According to Christiansen, the reasons for these approaches are simple. Gig workers often use their own personal computers, which may or may not be as secure as those of traditional workers, and they may be using their work time to compile sensitive information about a corporate network. Also, with short-term contract workers, background checks for those involved with sensitive information are often overlooked. By the time a company gets around to running a background check on a gig worker, that person could already be out the door after purposely or inadvertently causing mayhem on a network system. Or, they may have even left with pilfered information in hand.
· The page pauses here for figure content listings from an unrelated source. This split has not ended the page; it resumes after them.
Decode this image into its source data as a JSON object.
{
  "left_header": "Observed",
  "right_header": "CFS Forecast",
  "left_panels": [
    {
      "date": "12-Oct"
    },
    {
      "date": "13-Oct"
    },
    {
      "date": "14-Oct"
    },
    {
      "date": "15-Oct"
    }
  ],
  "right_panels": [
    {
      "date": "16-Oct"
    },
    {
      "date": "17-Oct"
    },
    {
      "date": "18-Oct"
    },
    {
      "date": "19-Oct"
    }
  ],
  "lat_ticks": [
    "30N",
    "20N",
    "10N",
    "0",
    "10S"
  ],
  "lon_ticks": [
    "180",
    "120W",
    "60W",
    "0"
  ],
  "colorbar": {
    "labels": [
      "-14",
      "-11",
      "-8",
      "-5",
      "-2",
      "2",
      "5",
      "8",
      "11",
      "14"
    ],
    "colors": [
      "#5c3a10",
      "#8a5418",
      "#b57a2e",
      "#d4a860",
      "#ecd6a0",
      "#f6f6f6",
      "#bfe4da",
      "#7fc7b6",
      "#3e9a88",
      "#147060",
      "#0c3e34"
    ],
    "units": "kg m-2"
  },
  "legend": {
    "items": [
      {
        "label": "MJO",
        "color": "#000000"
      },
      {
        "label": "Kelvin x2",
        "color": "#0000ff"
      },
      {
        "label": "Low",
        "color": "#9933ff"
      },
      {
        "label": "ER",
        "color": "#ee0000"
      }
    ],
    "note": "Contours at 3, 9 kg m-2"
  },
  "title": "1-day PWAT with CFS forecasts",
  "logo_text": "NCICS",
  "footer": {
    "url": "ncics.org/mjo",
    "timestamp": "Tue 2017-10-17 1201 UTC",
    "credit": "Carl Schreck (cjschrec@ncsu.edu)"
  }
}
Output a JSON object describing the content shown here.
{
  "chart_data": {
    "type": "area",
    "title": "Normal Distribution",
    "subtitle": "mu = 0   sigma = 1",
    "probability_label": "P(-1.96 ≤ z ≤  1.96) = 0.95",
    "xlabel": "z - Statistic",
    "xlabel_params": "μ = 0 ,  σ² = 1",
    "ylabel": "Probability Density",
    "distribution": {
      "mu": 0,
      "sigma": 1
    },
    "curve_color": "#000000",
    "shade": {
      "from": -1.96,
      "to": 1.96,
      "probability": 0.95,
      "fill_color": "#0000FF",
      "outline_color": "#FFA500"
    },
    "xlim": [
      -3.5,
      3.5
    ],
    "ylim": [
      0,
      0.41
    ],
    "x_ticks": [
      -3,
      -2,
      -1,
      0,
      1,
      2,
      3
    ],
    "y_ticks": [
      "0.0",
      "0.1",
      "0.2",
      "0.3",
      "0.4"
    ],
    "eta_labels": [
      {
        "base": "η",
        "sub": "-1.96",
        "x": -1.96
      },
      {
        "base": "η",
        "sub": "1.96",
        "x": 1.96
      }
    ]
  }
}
Among the steps Christiansen said companies need to take with regards to gig workers and security are to do a risk assessment of a network and use those results to build a new protection plan. And that plan should be a three-pronged effort that involves the following controls:

• Administrative. This would include clear directions from the executive team on the appropriate use of gig workers and requirements for legal agreements with gig workers.
   
• Process. These involve improved training of newly hired gig workers, safeguards that are implemented to prevent the bypassing of vendor management and an awareness of the risks surrounding the use of gig workers.
   
• Technical. These would include practices such as watching when a worker comes online and then goes back offline, encrypting dates that requires authorization at the time it is used, and putting roadmaps in place for assessing risks and what to do when security issues occur with gig workers.

Christiansen said it helps to keep in mind that the gig economy is here to stay. And while the gig economy and the gig worker present new insider threats, this is also a good time to embrace the situation and look at ways to improve your organization’s overall security strategy.